Fourier-Jacobi expansion of cusp forms on $Sp(2,{\Bbb R})$

TL;DR

This paper develops a comprehensive theory for the Fourier-Jacobi expansion of cusp forms on the real symplectic group of degree two, including explicit formulas and generalizations of classical correspondences.

Contribution

It provides an explicit description of Fourier-Jacobi expansions for various types of cusp forms and generalizes the Eichler-Zagier correspondence within a representation theoretic framework.

Findings

Explicit formulas for Fourier-Jacobi type spherical functions and Whittaker functions.

Generalization of the Eichler-Zagier correspondence in the context of representation theory.

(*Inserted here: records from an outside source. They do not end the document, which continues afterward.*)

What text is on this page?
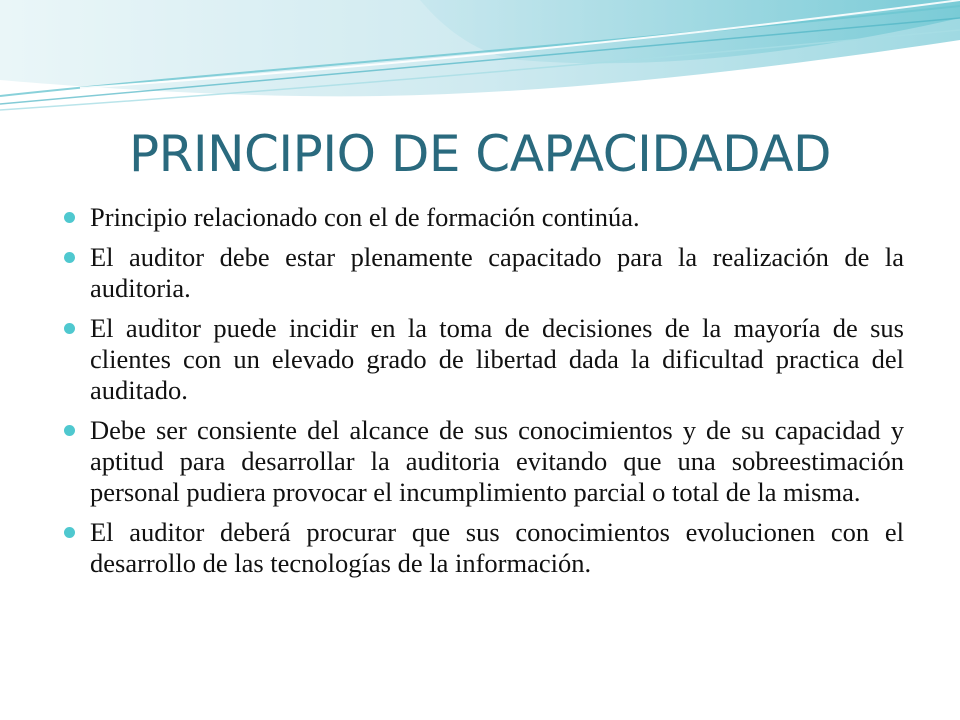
PRINCIPIO DE CAPACIDADAD
Principio relacionado con el de formación continúa.
El auditor debe estar plenamente capacitado para la realización de la auditoria.
El auditor puede incidir en la toma de decisiones de la mayoría de sus clientes con un elevado grado de libertad dada la dificultad practica del auditado.
Debe ser consiente del alcance de sus conocimientos y de su capacidad y aptitud para desarrollar la auditoria evitando que una sobreestimación personal pudiera provocar el incumplimiento parcial o total de la misma.
El auditor deberá procurar que sus conocimientos evolucionen con el desarrollo de las tecnologías de la información.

Application of spectral theory for the Jacobi group to realize Fourier-Jacobi expansions.

Abstract

This paper develops a general theory of the Fourier-Jacobi expansion of cusp forms on the real symplectic group of degree two including generic cusp forms. An explicit description of such expansion is available for cusp forms generating discrete series representations, generalized principal series representations induced from the Jacobi parabolic subgroup and principal series representations, where we note that the latter two cases include non-spherical representations. As the archimedean local ingredients we need Fourier-Jacobi type spherical functions and Whittaker functions, whose explicit formulas are obtained by Hirano and by Oda, Miyazaki-Oda, Niwa and Ishii respectively. To realize these spherical functions in the Fourier-Jacobi expansion we use the spectral theory for the Jacobi group by Berndt-Boecherer and Berndt-Schmidt, which can be referred to as the global ingredient of our study. Based on the theory by Berndt-Boecherer we generalize the classical Eichler-Zagier correspondence in the representation theoretic context.